From demand planning and forecasting; purchase order (PO) management; lead time management; automating processes at ports and terminals; optimizing air freight consolidations; or chatbots for customer interaction, AI can help importers streamline their tasks.
For example, an AI-driven purchase order management system could automate PO-invoice mapping. This would reduce disputes while increasing renewals.
“When an importer creates a forecast and they know what they think they’re going to sell for the balance of the year—what do they do then? They start placing purchase orders [with] vendors overseas,” said Gardner. “The application of AI to PO management can automatically sense and identify the last change date or the last sailing date on an upcoming PO.”
Gardner noted that cumulative lead time management is an area within trade and logistics where AI can help, particularly since current ocean freight visibility tools often focus on transportation, but not the order processing component. Cumulative lead time refers to the time between the importer placing a PO and getting the merchandise in hand.
He said AI-based cumulative lead time tools can leverage data to make predictions and decisions that shorten processes that last as long as 120 days.
Like many other industries, such as e-commerce, AI-based solutions can help deliver recommendations for shipment quoting, so that an importer isn’t just offered a price, but a recommendation based immediately on current availability, shipping route and capacity.
Businesses also can automate appointment making for drayage, which is vital in an industry where ports such as Los Angeles and Long Beach have a combined 12 container terminals.
“Humans are going in scouring the websites of every terminal and trying to make appointments,” said Gardner. “But it’s like trying to get Taylor Swift tickets when you’re trying to make appointments and they become available at four o’clock in the morning on a Monday.”
He’s skeptical of some of the applications he has seen touted in the industry—specifically calling out that predictive analytics for ocean freight shipping, saying “I don’t know if it lives up to the hype.”
The logistics industry is bullish on AI, despite the generally low adoption right now.
Only 5 percent of logistics professionals think AI is all hype, with more than half anticipating AI to have a major impact on the industry and 43 percent expecting a more limited impact, according to the 55 respondents surveyed by Freightos.
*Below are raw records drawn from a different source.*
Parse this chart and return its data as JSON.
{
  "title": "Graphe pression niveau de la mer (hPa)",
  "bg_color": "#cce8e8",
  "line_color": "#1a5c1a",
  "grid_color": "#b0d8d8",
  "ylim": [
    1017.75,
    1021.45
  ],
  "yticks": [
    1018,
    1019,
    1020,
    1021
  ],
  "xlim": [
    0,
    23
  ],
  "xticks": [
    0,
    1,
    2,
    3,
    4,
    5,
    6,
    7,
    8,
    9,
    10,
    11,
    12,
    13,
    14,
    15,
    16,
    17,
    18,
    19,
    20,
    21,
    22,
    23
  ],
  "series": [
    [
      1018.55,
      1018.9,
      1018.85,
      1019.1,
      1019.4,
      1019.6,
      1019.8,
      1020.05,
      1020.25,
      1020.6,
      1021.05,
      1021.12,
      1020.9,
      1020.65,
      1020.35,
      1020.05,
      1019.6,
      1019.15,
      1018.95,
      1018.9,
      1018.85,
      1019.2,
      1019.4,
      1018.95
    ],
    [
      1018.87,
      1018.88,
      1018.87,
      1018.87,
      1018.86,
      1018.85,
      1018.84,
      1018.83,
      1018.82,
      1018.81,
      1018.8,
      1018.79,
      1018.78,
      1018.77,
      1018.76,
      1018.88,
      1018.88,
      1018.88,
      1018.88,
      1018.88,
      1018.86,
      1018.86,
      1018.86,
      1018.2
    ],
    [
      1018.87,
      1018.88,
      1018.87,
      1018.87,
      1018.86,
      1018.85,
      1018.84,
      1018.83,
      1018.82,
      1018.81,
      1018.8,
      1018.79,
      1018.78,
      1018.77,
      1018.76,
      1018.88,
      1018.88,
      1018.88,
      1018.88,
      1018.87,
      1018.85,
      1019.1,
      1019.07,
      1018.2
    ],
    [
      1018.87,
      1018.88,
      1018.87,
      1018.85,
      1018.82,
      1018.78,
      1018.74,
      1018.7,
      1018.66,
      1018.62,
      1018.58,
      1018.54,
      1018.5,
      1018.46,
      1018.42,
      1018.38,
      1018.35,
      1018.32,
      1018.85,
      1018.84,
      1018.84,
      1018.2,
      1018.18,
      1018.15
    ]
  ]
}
Most logistics providers and managers expect to use AI for pricing (64 percent) and customer service (56 percent) automation in the future, with about half anticipating using AI in operations (51 percent) and others for sales functions (35 percent) or software engineering (24 percent), the survey said.
While the conversation over automation in logistics itself has gotten testy over concerns of job losses, particularly at ports, AI and automation shouldn’t automatically be tied together, Gardner said.
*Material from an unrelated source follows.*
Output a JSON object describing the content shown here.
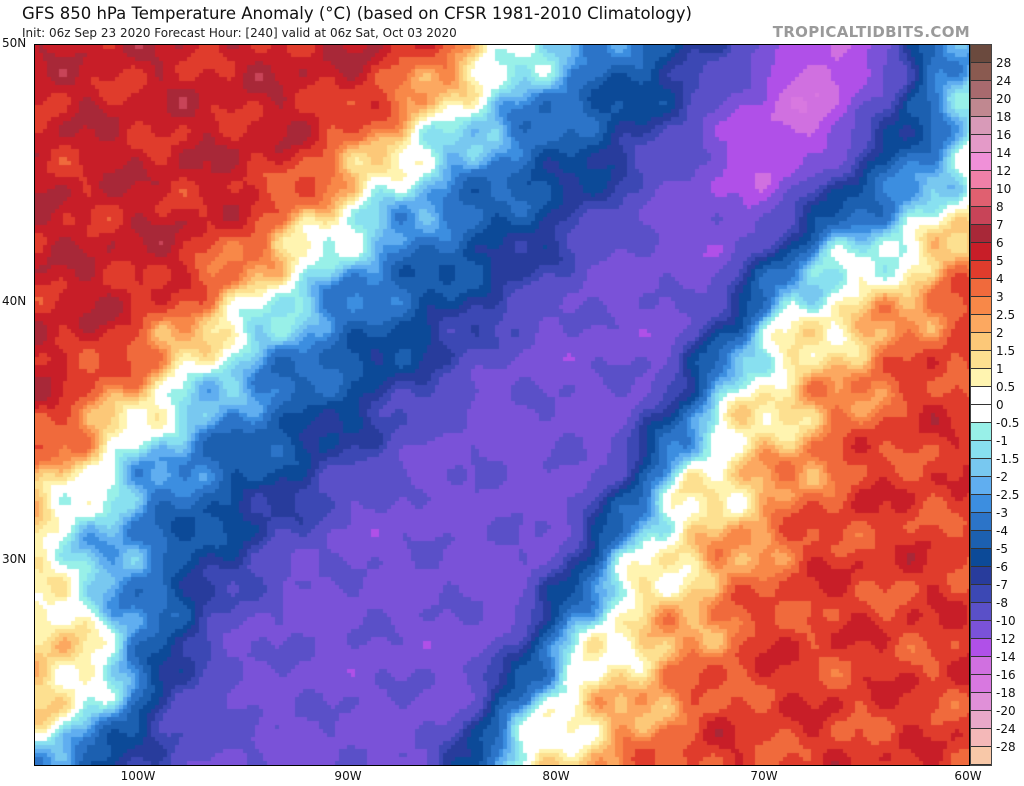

“Don’t confuse AI with automation,” Gardner said. “AI is about interpreting data, applying what’s been interpreted and making predictions and decisions. We want to focus on how humans really think and work—the cognitive process, how we perceive our environment. How do we understand and experience different things, use our judgment, consider options, envision outcomes and apply what we learned? AI only knows what’s in the data.”
Gardner urged importers to carefully consider what AI solutions claim to offer.
“What specific predictions do the solution make? What decisions can it make without human intervention and without a program explicitly programmed to make that decision?” he said. “What level of ops experience have? You have brilliant technologists that wouldn’t know an airway bill from a telephone bill.”